İyinin ve kötünün ötesinde

Abone Ol

Kadim tüm disiplinlerde iyinin ve kötünün her daim mücadele içinde olduğu ve insanın iyiliklerinin sayısını artırarak “iyi” olabileceği vurgulanır.

Öyledir de.

Kötülük dediğimiz olaylar ve bunun faili olan kötü insanlar hep olmuş. Bugün de var yarın da olacak.

Bu dünyadaki hayatımıza “İmtihan dünyası” denilmesindeki mantık bu.

İmtihandayız.

Tekâmülümüzü artırmak, insan-ı kâmil olabilmek, saf sevgi enerjisi ile bir ve bütün olup vahdet-i vücuda ermek… Adı ne olursa olsun, hangi felsefi doktrinden referans almış olursa olsun insanın nihaî hedefi “iyi” bir insan olmak ve bunu sürekli hale getirmek.

İnsanlığın doğruları/yanlışları, günahları/sevapları, olumlu davranışları/olumsuzlukları da en az kendi tarihi kadar eski.

Cinayet mesela. Kasten ve planlı bir şekilde adam öldürme olayı ilk insanlar Hz. Adem (as) ve Havva’nın çocuklarıyla başlamış bir fiil.

O günden bugüne de insanlık hep savaşmış, birbirini öldürmüş, katliamlara ve hatta soykırımlara imza atmış.

Daha sonra işler öyle bir hale gelmiş ki, cahiliye toplumunda kendi elleriyle yaptığı helvadan putlara tapan bu insanlık, ‘Savaşları bitiremiyoruz, belli ki bir bahane bulup savaşacağız, hiç olmazsa bunun da bir hukuku olsun canım’ diyerek “savaş hukuku” geliştirmişler. Yani; ‘savaşma demiyorum, hiç olmazsa kurallara uygun savaş’ mantığı geliştirmişler kendi aralarında.

Buna rağmen bunu bile aşan, bunu bile kabullenmeyen insanımsılar da olmuş hep. Halep’ten İdlib’e sevk edilen konvoyda sivil halka saldırıp onlarca masumu öldüren, birçoğunu esir alan o ‘komutan’ böyle bir canlı türü mesela.

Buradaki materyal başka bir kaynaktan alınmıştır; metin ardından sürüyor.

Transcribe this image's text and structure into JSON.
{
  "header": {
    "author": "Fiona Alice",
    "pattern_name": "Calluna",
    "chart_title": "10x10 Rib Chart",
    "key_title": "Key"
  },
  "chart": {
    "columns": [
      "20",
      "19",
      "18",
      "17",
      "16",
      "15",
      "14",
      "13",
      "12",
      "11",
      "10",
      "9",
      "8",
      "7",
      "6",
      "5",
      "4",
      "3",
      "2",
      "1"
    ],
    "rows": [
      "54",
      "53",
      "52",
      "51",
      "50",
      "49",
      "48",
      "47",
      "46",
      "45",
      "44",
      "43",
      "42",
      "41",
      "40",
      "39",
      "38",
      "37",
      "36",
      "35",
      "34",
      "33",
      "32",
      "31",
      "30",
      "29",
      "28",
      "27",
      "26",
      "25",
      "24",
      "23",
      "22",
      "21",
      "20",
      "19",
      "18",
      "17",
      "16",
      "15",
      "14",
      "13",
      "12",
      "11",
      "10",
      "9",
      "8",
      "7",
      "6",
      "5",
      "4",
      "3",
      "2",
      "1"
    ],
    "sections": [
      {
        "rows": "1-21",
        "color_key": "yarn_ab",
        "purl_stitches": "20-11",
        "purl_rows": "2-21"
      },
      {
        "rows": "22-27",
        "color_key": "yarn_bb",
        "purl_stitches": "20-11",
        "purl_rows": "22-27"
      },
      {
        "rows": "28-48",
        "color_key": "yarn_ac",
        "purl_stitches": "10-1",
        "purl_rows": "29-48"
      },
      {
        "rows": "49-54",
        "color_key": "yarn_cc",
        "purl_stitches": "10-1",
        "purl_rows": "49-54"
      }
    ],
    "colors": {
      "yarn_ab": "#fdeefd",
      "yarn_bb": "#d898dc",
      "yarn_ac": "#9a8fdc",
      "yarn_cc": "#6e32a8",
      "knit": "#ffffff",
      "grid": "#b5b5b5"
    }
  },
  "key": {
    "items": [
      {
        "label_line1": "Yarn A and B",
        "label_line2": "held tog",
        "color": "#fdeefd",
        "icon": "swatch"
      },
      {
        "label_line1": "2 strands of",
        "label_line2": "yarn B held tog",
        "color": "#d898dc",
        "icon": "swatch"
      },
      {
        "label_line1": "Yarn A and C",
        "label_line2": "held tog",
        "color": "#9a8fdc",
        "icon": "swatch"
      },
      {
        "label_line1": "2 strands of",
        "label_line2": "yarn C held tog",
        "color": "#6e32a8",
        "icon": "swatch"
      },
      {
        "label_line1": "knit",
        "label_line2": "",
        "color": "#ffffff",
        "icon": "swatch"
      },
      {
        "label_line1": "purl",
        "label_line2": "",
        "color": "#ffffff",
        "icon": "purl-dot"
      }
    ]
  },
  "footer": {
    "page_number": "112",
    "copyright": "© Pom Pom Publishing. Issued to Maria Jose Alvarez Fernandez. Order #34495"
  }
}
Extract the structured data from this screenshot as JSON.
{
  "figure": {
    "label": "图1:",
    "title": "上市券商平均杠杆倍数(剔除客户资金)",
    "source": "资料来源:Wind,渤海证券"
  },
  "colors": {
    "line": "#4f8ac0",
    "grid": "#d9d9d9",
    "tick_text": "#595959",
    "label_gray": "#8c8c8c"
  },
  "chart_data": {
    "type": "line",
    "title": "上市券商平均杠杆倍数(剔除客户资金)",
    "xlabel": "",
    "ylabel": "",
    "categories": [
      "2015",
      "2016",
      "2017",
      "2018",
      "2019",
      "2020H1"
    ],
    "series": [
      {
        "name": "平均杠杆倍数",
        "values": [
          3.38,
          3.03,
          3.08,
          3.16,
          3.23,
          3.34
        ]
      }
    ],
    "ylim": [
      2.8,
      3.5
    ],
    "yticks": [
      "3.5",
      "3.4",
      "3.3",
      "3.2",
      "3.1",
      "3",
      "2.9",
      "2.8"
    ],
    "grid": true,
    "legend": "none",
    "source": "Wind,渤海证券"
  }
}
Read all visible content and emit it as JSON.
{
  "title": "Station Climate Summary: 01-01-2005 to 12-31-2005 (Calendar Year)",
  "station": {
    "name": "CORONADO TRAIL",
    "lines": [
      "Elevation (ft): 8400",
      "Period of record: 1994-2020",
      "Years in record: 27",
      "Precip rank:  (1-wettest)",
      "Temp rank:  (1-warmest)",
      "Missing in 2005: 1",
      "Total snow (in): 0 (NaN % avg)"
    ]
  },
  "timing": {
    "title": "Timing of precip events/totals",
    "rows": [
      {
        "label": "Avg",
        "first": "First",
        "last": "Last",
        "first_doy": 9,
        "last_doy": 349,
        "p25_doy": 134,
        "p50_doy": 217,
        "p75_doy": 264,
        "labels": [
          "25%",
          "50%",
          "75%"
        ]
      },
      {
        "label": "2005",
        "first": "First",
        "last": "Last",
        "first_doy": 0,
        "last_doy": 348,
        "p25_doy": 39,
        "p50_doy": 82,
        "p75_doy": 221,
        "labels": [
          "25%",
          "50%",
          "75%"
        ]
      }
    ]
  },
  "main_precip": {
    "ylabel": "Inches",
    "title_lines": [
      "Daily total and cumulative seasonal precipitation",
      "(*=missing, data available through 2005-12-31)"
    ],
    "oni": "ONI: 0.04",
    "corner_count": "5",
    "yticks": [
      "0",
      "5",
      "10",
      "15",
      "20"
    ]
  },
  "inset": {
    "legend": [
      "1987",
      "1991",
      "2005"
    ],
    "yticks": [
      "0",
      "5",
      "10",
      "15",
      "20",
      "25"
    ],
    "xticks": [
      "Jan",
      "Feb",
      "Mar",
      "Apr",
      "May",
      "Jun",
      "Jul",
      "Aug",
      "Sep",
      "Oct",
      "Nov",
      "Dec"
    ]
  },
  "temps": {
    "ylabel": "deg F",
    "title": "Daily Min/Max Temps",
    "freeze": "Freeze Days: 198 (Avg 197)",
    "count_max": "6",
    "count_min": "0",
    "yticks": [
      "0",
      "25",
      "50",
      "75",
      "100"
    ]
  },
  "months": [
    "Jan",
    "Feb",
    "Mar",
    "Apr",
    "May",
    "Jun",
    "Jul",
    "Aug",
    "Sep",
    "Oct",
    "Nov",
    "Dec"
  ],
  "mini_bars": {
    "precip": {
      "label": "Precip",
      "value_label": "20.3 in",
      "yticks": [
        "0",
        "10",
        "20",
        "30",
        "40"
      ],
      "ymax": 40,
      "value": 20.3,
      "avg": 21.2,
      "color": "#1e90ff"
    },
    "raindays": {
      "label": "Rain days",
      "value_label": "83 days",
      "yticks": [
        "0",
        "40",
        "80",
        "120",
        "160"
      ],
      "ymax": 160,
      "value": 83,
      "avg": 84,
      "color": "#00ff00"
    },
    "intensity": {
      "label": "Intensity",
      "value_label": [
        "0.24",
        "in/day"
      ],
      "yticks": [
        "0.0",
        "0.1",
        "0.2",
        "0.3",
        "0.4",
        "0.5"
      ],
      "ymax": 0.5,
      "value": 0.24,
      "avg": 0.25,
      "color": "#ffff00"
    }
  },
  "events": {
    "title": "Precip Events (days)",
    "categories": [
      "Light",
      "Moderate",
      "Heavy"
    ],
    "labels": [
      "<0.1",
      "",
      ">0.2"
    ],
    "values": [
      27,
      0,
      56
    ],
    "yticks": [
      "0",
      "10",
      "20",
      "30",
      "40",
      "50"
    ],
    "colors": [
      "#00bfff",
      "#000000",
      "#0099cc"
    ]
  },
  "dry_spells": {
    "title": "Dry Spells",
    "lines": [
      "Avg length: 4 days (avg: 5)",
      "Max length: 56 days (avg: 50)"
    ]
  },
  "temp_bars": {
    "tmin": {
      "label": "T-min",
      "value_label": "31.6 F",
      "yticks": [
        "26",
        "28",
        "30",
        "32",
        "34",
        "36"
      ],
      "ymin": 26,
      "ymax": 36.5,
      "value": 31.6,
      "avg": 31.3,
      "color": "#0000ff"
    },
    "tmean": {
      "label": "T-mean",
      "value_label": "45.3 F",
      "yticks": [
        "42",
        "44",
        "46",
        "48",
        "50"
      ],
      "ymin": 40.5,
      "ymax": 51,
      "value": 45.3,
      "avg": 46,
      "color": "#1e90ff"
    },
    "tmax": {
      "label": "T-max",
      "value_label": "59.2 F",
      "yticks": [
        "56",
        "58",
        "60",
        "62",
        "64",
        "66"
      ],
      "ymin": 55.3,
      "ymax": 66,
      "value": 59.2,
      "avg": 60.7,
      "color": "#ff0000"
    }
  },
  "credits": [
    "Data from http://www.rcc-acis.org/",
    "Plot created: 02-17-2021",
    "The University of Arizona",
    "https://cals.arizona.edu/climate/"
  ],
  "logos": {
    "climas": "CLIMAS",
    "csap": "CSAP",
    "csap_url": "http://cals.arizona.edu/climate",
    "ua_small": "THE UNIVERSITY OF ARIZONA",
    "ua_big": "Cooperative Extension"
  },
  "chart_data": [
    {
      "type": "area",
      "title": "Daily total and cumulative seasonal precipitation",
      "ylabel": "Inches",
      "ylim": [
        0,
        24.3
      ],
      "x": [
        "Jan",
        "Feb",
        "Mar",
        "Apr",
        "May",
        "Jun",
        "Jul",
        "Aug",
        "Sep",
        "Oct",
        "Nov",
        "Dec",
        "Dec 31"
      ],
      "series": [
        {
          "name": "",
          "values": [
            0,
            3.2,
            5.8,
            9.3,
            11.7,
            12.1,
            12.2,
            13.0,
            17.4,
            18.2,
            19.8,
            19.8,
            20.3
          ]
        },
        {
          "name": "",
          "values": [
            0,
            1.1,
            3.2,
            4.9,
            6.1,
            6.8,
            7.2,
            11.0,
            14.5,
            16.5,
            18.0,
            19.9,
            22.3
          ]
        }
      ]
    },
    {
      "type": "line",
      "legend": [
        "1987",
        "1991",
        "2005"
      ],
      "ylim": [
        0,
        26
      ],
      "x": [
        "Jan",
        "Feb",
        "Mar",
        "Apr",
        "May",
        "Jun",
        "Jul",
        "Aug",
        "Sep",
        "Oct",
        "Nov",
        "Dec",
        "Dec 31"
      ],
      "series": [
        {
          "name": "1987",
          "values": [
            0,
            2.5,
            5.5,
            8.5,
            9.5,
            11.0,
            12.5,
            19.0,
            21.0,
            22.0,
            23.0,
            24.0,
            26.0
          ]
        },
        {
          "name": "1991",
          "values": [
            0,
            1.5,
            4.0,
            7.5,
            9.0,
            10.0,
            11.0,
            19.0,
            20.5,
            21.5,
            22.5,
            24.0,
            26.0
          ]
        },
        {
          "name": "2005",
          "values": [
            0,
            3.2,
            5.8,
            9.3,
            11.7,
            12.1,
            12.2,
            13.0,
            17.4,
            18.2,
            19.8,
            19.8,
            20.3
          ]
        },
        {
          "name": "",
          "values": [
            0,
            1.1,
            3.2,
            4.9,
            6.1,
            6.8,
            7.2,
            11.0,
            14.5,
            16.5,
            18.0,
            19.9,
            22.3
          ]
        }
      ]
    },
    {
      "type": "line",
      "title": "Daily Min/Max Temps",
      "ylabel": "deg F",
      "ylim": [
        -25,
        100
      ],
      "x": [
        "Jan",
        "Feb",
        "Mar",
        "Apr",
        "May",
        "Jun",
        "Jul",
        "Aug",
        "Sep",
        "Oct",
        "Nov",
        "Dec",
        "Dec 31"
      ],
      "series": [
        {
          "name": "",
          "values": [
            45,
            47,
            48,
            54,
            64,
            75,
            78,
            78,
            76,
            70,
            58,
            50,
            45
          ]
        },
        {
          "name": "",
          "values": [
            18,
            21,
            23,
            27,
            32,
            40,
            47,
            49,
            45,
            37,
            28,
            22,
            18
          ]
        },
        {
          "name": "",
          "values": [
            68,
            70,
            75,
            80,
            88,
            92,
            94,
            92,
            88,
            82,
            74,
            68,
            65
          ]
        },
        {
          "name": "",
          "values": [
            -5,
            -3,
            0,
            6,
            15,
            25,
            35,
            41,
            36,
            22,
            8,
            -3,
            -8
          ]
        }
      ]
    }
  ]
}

Nasıl bir ruh hâli vardır, hangi akıl ve vicdanla böyle bir eyleme imza atmıştır? Üzerine yıllarca düşünülecek ve belki de cevapsız kalacak bir soru gerçekten…

Peki ya Kayseri?

Çarşı iznine çıkan, belki 2 haftadır ilk kez kışla dışında bir yerde oturacak, farklı bir yemek yiyecek, şöyle rahat rahat annesini, arkadaşını, sevdiceğini arayacak daha 20 yaşında gençlerin olduğu otobüsün yanına, içine patlayıcılar doldurduğu araçla yaklaşıp kahpece patlatan ve etrafa ölüm saçan o katil…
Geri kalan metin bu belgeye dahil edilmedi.